De nuevo, Carrión, falto de aire, se estaba rezagando.
Llegaron enseguida a un acuerdo económico y Cupido preguntó:
—¿Hay algo más que sepáis?
—No. Nadie imaginaba que en el Tour de Francia pudiera ocurrir algo así. Es cierto que siempre ha habido odios y peleas entre corredores: Manzaneque se lio a golpes con Vito Taccone, y yo vi la pelea de González Arrieta con Leonardo Sierra… Y hace décadas, un gigantón alemán llamado Stoepel le partió la boca a Vicente Trueba, la «Pulga de Torrelavega»… En las carreras crece mucho la tensión y a veces hay que soltarla a puñetazos. ¡Pero matar…! Ayer, en la salida, había un nerviosismo especial. El primer encuentro con la montaña siempre da un poco de miedo. Supone un choque doloroso para las rodillas, acostumbradas al llano. Pero en la etapa no ocurrió nada anómalo, nada fuera de lo previsible. Ganó Gros, aunque no pudo recuperar el maillot amarillo.
—Sí, seguí la transmisión por la tele. En la carretera todo sucede delante de las cámaras, a la vista de todo el mundo. ¿Se sabe qué hizo después? ¿A quién vio?
—Bueno, se sabe casi todo… Falta averiguar quién entró en su habitación alrededor de las diez y media. Nuestros abogados están recopilando toda la información para preparar la defensa. Ellos te informarán mejor que yo de todos los detalles.
Pronto dieron la vuelta, de regreso hacia Argelès-Gazost. Una vez allí, Carrión le dio el teléfono del bufete. Daría instrucciones para que lo ayudaran en todo lo necesario. Y con la acreditación siempre tendría un hueco en el autobús o en uno de los coches del equipo para moverse por la caravana con toda libertad.
Carrión colocó la bicicleta en la baca y regresó a su hotel. El detective subió a su habitación, se duchó y llamó al Alkalino para que lo esperara en el vestíbulo cinco minutos más tarde.

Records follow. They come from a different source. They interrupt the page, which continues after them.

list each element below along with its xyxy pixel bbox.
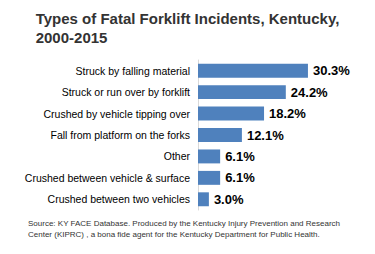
svg-text:Center (KIPRC) , a bona fide a: Center (KIPRC) , a bona fide agent for t… (28, 230, 320, 239)
svg-text:3.0%: 3.0% (214, 192, 244, 207)
svg-text:Fall from platform on the fork: Fall from platform on the forks (51, 129, 190, 141)
svg-text:30.3%: 30.3% (313, 63, 350, 78)
svg-text:12.1%: 12.1% (247, 128, 284, 143)
svg-text:Crushed by vehicle tipping ove: Crushed by vehicle tipping over (44, 108, 191, 120)
svg-text:Types of Fatal Forklift Incide: Types of Fatal Forklift Incidents, Kentu… (36, 10, 340, 27)
svg-text:Struck or run over by forklift: Struck or run over by forklift (62, 86, 190, 98)
svg-text:Struck by falling material: Struck by falling material (76, 65, 190, 77)
svg-text:Source: KY FACE Database. Prod: Source: KY FACE Database. Produced by th… (28, 219, 342, 228)
svg-text:2000-2015: 2000-2015 (36, 29, 108, 46)
svg-text:6.1%: 6.1% (225, 149, 255, 164)
svg-text:18.2%: 18.2% (269, 106, 306, 121)
svg-text:Other: Other (164, 150, 191, 162)
svg-text:Crushed between two vehicles: Crushed between two vehicles (48, 193, 190, 205)
svg-text:6.1%: 6.1% (225, 170, 255, 185)
svg-text:Crushed between vehicle & surf: Crushed between vehicle & surface (25, 172, 190, 184)
svg-text:24.2%: 24.2% (291, 85, 328, 100)
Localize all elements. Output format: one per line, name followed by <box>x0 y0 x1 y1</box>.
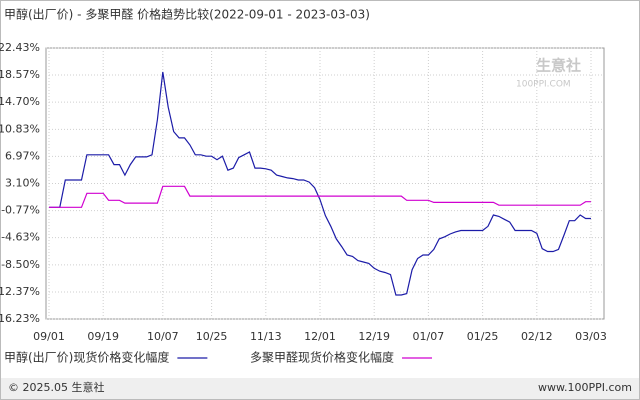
y-tick-label: 10.83% <box>0 122 40 135</box>
x-tick-label: 09/01 <box>33 330 65 343</box>
watermark: 生意社 <box>536 57 581 75</box>
footer-right: www.100PPI.com <box>538 381 632 394</box>
y-tick-label: 3.10% <box>5 177 40 190</box>
watermark: 100PPI.COM <box>516 80 571 90</box>
y-tick-label: -4.63% <box>1 231 40 244</box>
y-tick-label: 18.57% <box>0 68 40 81</box>
y-tick-label: -0.77% <box>1 204 40 217</box>
x-tick-label: 01/25 <box>467 330 499 343</box>
x-tick-label: 10/25 <box>196 330 228 343</box>
x-tick-label: 12/01 <box>304 330 336 343</box>
x-tick-label: 09/19 <box>87 330 119 343</box>
series-line <box>49 185 591 208</box>
chart-title: 甲醇(出厂价) - 多聚甲醛 价格趋势比较(2022-09-01 - 2023-… <box>4 7 370 22</box>
footer-left: © 2025.05 生意社 <box>8 380 104 394</box>
x-tick-label: 02/12 <box>521 330 553 343</box>
y-tick-label: 6.97% <box>5 149 40 162</box>
legend-label: 多聚甲醛现货价格变化幅度 <box>250 350 394 365</box>
x-tick-label: 12/19 <box>358 330 390 343</box>
x-tick-label: 01/07 <box>413 330 445 343</box>
y-tick-label: -8.50% <box>1 258 40 271</box>
y-tick-label: 14.70% <box>0 95 40 108</box>
x-tick-label: 10/07 <box>147 330 179 343</box>
y-tick-label: 22.43% <box>0 41 40 54</box>
y-tick-label: -16.23% <box>0 312 40 325</box>
x-tick-label: 03/03 <box>575 330 607 343</box>
series-line <box>49 71 591 296</box>
legend-label: 甲醇(出厂价)现货价格变化幅度 <box>4 350 169 365</box>
x-tick-label: 11/13 <box>250 330 282 343</box>
y-tick-label: -12.37% <box>0 285 40 298</box>
footer-bar <box>1 378 639 399</box>
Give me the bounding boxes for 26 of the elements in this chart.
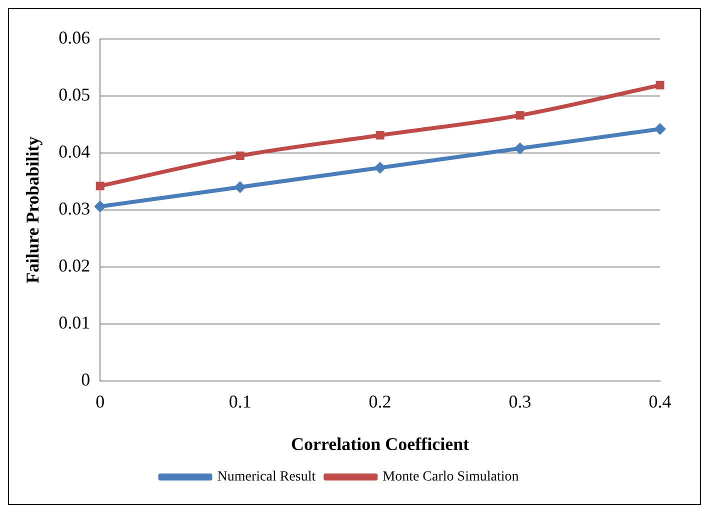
x-tick-label: 0.1	[228, 391, 252, 412]
point	[236, 152, 244, 160]
point	[234, 181, 246, 194]
point	[374, 162, 386, 174]
legend-label: Monte Carlo Simulation	[382, 470, 519, 485]
point	[94, 200, 106, 212]
point	[514, 142, 526, 154]
y-tick-label: 0.05	[58, 84, 90, 105]
y-tick-label: 0.01	[58, 312, 90, 333]
y-tick-label: 0.06	[58, 28, 90, 48]
point	[656, 80, 664, 90]
point	[516, 111, 524, 120]
legend-label: Numerical Result	[217, 470, 316, 485]
x-tick-label: 0.4	[648, 391, 672, 412]
x-axis-title: Correlation Coefficient	[290, 434, 470, 454]
x-tick-label: 0.2	[368, 391, 392, 412]
y-axis-title: Failure Probability	[22, 136, 42, 284]
x-tick-label: 0.3	[508, 391, 532, 412]
y-tick-label: 0	[81, 370, 90, 390]
y-tick-label: 0.02	[58, 256, 90, 276]
point	[654, 123, 666, 136]
x-tick-label: 0	[96, 391, 105, 412]
y-tick-label: 0.03	[58, 198, 90, 219]
y-tick-label: 0.04	[58, 142, 90, 162]
point	[376, 131, 384, 140]
point	[96, 182, 104, 190]
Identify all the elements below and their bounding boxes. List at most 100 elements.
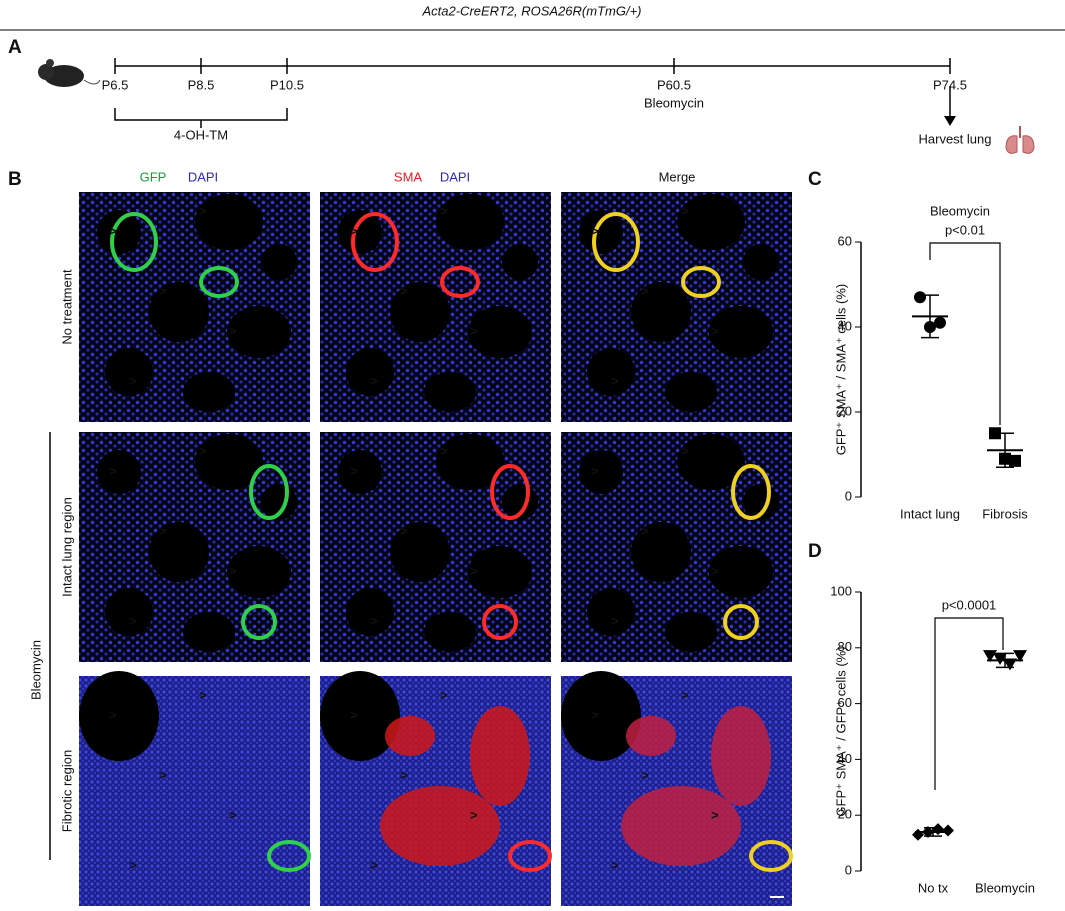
- arrowhead: >: [129, 373, 137, 388]
- micrograph: > > > > >: [79, 432, 310, 662]
- timeline-label: P8.5: [188, 77, 215, 92]
- micrograph: > > > > >: [320, 192, 551, 422]
- arrowhead: >: [370, 373, 378, 388]
- arrowhead: >: [109, 463, 117, 478]
- airspace: [320, 671, 400, 761]
- vessel-stain: [110, 212, 158, 272]
- arrowhead: >: [440, 687, 448, 702]
- arrowhead: >: [400, 523, 408, 538]
- airspace: [436, 434, 504, 490]
- timeline-label: P6.5: [102, 77, 129, 92]
- panel-label: A: [8, 37, 22, 58]
- y-tick-label: 20: [838, 403, 852, 418]
- injury-label: Bleomycin: [644, 95, 704, 110]
- airspace: [338, 450, 382, 494]
- airspace: [579, 450, 623, 494]
- y-tick-label: 20: [838, 807, 852, 822]
- sma-stain: [711, 706, 771, 806]
- arrowhead: >: [440, 203, 448, 218]
- data-point: [914, 291, 926, 304]
- data-point: [934, 316, 946, 329]
- micrograph: > > > > >: [561, 671, 793, 906]
- arrowhead: >: [199, 203, 207, 218]
- airspace: [195, 434, 263, 490]
- y-tick-label: 0: [845, 862, 852, 877]
- y-tick-label: 40: [838, 318, 852, 333]
- arrowhead: >: [440, 443, 448, 458]
- column-header: GFP: [140, 169, 167, 184]
- error-bar: [996, 432, 1014, 468]
- vessel-stain: [440, 266, 480, 298]
- x-tick-label: Bleomycin: [975, 880, 1035, 895]
- airspace: [468, 306, 532, 358]
- error-bar: [924, 827, 942, 837]
- timeline-label: P74.5: [933, 77, 967, 92]
- airspace: [346, 588, 394, 636]
- airspace: [97, 450, 141, 494]
- mouse-icon: [38, 59, 101, 87]
- airspace: [424, 612, 476, 652]
- arrowhead: >: [159, 283, 167, 298]
- x-tick-label: No tx: [918, 880, 949, 895]
- vessel-stain: [241, 604, 277, 640]
- data-point: [942, 824, 954, 837]
- vessel-stain: [731, 464, 771, 520]
- timeline-label: P10.5: [270, 77, 304, 92]
- panel-label: D: [808, 541, 822, 562]
- airspace: [424, 372, 476, 412]
- arrowhead: >: [400, 767, 408, 782]
- sma-stain: [470, 706, 530, 806]
- airspace: [502, 244, 538, 280]
- arrowhead: >: [229, 323, 237, 338]
- airspace: [346, 348, 394, 396]
- airspace: [677, 434, 745, 490]
- airspace: [338, 210, 382, 254]
- panel-label: B: [8, 169, 22, 190]
- arrowhead: >: [109, 707, 117, 722]
- airspace: [97, 210, 141, 254]
- error-bar: [996, 652, 1014, 669]
- row-label: Fibrotic region: [59, 750, 74, 832]
- vessel-stain: [482, 604, 518, 640]
- sma-stain: [621, 786, 741, 866]
- airspace: [665, 372, 717, 412]
- airspace: [105, 588, 153, 636]
- arrowhead: >: [159, 523, 167, 538]
- arrowhead: >: [350, 707, 358, 722]
- arrowhead: >: [159, 767, 167, 782]
- micrograph: > > > > >: [561, 432, 792, 662]
- arrowhead: >: [199, 443, 207, 458]
- vessel-stain: [749, 840, 793, 872]
- chart-title: Bleomycin: [930, 203, 990, 218]
- significance-bracket: [934, 617, 1004, 790]
- column-header: DAPI: [188, 169, 218, 184]
- data-point: [932, 823, 944, 836]
- significance-bracket: [929, 242, 1001, 425]
- data-point: [1013, 650, 1027, 663]
- treatment-label: 4-OH-TM: [174, 127, 228, 142]
- micrograph: > > > > >: [320, 432, 551, 662]
- airspace: [227, 306, 291, 358]
- arrowhead: >: [711, 563, 719, 578]
- vessel-stain: [199, 266, 239, 298]
- arrowhead: >: [109, 223, 117, 238]
- arrowhead: >: [229, 807, 237, 822]
- arrowhead: >: [470, 323, 478, 338]
- y-tick-label: 0: [845, 488, 852, 503]
- airspace: [436, 194, 504, 250]
- airspace: [105, 348, 153, 396]
- sma-stain: [626, 716, 676, 756]
- arrowhead: >: [711, 323, 719, 338]
- airspace: [631, 522, 691, 582]
- airspace: [709, 546, 773, 598]
- arrowhead: >: [611, 857, 619, 872]
- arrowhead: >: [641, 767, 649, 782]
- airspace: [468, 546, 532, 598]
- arrowhead: >: [370, 613, 378, 628]
- group-label: Bleomycin: [28, 640, 43, 700]
- arrowhead: >: [229, 563, 237, 578]
- arrowhead: >: [641, 283, 649, 298]
- arrowhead: >: [199, 687, 207, 702]
- arrowhead: >: [591, 707, 599, 722]
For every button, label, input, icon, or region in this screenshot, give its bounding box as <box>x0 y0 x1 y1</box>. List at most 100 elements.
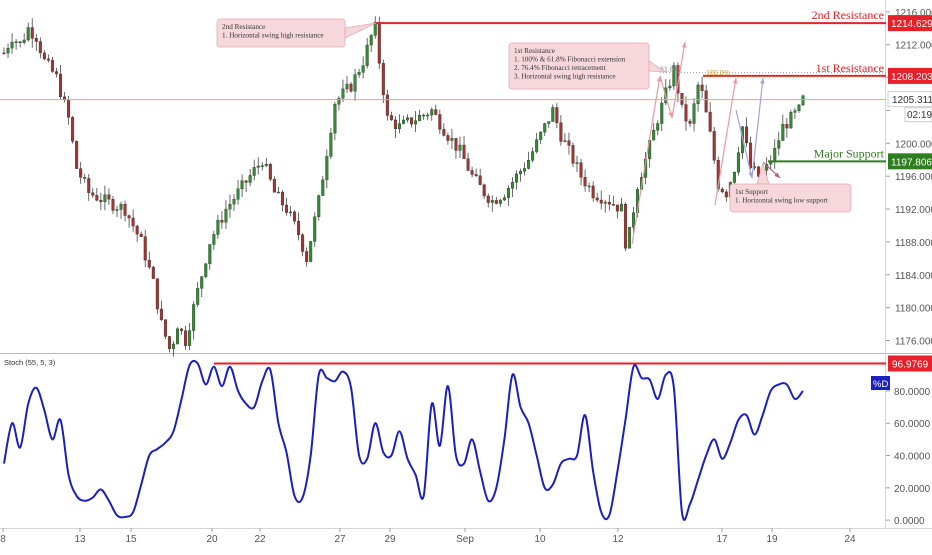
arrow-g-head <box>774 172 780 178</box>
candle-body <box>252 167 256 176</box>
x-tick-label: 29 <box>384 534 396 545</box>
candle-body <box>119 204 123 210</box>
callout-line: 3. Horizontal swing high resistance <box>514 73 616 81</box>
candle-body <box>34 38 38 42</box>
candle-body <box>418 114 422 121</box>
candle-body <box>543 123 547 133</box>
candle-body <box>575 162 579 164</box>
callout-line: 1st Resistance <box>514 47 555 55</box>
candle-body <box>531 151 535 161</box>
candle-body <box>591 185 595 199</box>
candle-body <box>414 120 418 125</box>
candle-body <box>208 244 212 265</box>
candle-body <box>607 201 611 205</box>
arrow-f-head <box>760 78 765 84</box>
candle-body <box>131 217 135 227</box>
candle-body <box>42 52 46 60</box>
candle-body <box>490 200 494 203</box>
candle-body <box>357 72 361 75</box>
candle-body <box>228 203 232 210</box>
stoch-level-value: 96.9769 <box>892 359 929 370</box>
candle-body <box>708 111 712 132</box>
candle-body <box>353 74 357 92</box>
candle-body <box>672 65 676 87</box>
candle-body <box>188 330 192 346</box>
candle-body <box>571 145 575 164</box>
callout-line: 2nd Resistance <box>222 23 265 31</box>
candle-body <box>325 156 329 181</box>
candle-body <box>176 328 180 345</box>
stoch-y-tick-label: 60.0000 <box>894 419 931 430</box>
callout-box <box>729 183 852 213</box>
x-tick-label: 12 <box>612 534 624 545</box>
callout-line: 2. 76.4% Fibonacci retracement <box>514 64 606 72</box>
candle-body <box>777 140 781 149</box>
candle-body <box>462 144 466 160</box>
candle-body <box>402 119 406 124</box>
candle-body <box>627 226 631 249</box>
candle-body <box>595 197 599 201</box>
candle-body <box>720 188 724 193</box>
candle-body <box>196 288 200 305</box>
y-tick-label: 1188.000 <box>895 238 932 249</box>
stoch-title: Stoch (55, 5, 3) <box>4 358 56 367</box>
candle-body <box>26 27 30 41</box>
candle-body <box>389 115 393 121</box>
candle-body <box>523 168 527 172</box>
candle-body <box>313 216 317 242</box>
arrow-d-head <box>732 78 738 84</box>
x-tick-label: 8 <box>0 534 6 545</box>
candle-body <box>519 170 523 175</box>
candle-body <box>361 65 365 73</box>
candle-body <box>377 22 381 64</box>
candle-body <box>668 85 672 89</box>
last-price-tag <box>887 91 932 108</box>
y-tick-label: 1216.000 <box>895 8 932 19</box>
callout-line: 1st Support <box>735 188 768 196</box>
candle-body <box>393 119 397 130</box>
candle-body <box>599 199 603 204</box>
candle-body <box>167 336 171 350</box>
candle-body <box>349 83 353 92</box>
stoch-y-tick-label: 0.0000 <box>894 516 925 527</box>
candle-body <box>54 71 58 75</box>
fib-label-618: 61.8% <box>660 67 680 74</box>
x-tick-label: 22 <box>254 534 266 545</box>
candle-body <box>385 94 389 116</box>
candle-body <box>135 225 139 235</box>
level-value: 1197.806 <box>891 157 932 168</box>
countdown-label: 02:19 <box>907 110 932 121</box>
candle-body <box>284 204 288 213</box>
candle-body <box>337 98 341 105</box>
candle-body <box>87 178 91 193</box>
candle-body <box>749 142 753 169</box>
candle-body <box>151 266 155 279</box>
arrow-e <box>735 109 753 179</box>
candle-body <box>555 107 559 124</box>
candle-body <box>688 120 692 124</box>
arrow-c <box>671 41 686 119</box>
callout-line: 1. Horizontal swing high resistance <box>222 32 324 40</box>
candle-body <box>2 52 6 55</box>
candle-body <box>163 319 167 337</box>
candle-body <box>773 148 777 162</box>
candle-body <box>83 177 87 179</box>
stoch-series-badge <box>871 376 890 390</box>
callout-box <box>508 42 650 90</box>
candle-body <box>712 131 716 161</box>
candle-body <box>583 177 587 187</box>
candle-body <box>381 63 385 96</box>
candle-body <box>494 200 498 204</box>
arrow-d <box>714 77 737 206</box>
x-tick-label: 27 <box>334 534 346 545</box>
candle-body <box>216 219 220 235</box>
candle-body <box>200 276 204 289</box>
candle-body <box>793 110 797 113</box>
candle-body <box>781 123 785 141</box>
candle-body <box>22 39 26 43</box>
arrow-b-head <box>668 112 673 118</box>
candle-body <box>736 152 740 173</box>
candle-body <box>587 185 591 188</box>
x-tick-label: 15 <box>125 534 137 545</box>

Allí le contó el encuentro con Carrión y la propuesta de trabajo que le había hecho.
—De modo que es cierta la leyenda de la que hablaban: que había trabajado en una cárcel.
—Es verdad.
—Y tú lo conocías de cuando estuviste allí dentro.
—Sí.
—Y sin embargo te ha ofrecido un trabajo.
—Sí. Y lo he aceptado.
—¿A pesar de estar de vacaciones y de haberte propuesto que nada te distraería de tu intento de subir hasta esa cumbre?
—Tendré tiempo para todo.
El Alkalino hizo un gesto de duda.
—Creo que no. Siempre que te enfrentas a una investigación dejas a un lado todo lo demás.
—La montaña no va a moverse de sitio. Estará ahí esperándome.
—Pero también a ti te convienen estas vacaciones. No puedes estar todo el tiempo preguntándote los motivos por los que la gente es desdichada, y odia, y mata, y… Seguro que incluso la policía francesa puede resolverlo.
—¡Claro que sí!
—Entonces, descansa un poco. No vas a mejorar el mundo por aceptar ese trabajo.
—No voy a mejorar en nada el mundo, pero… al menos no empeoraré yo por aceptarlo.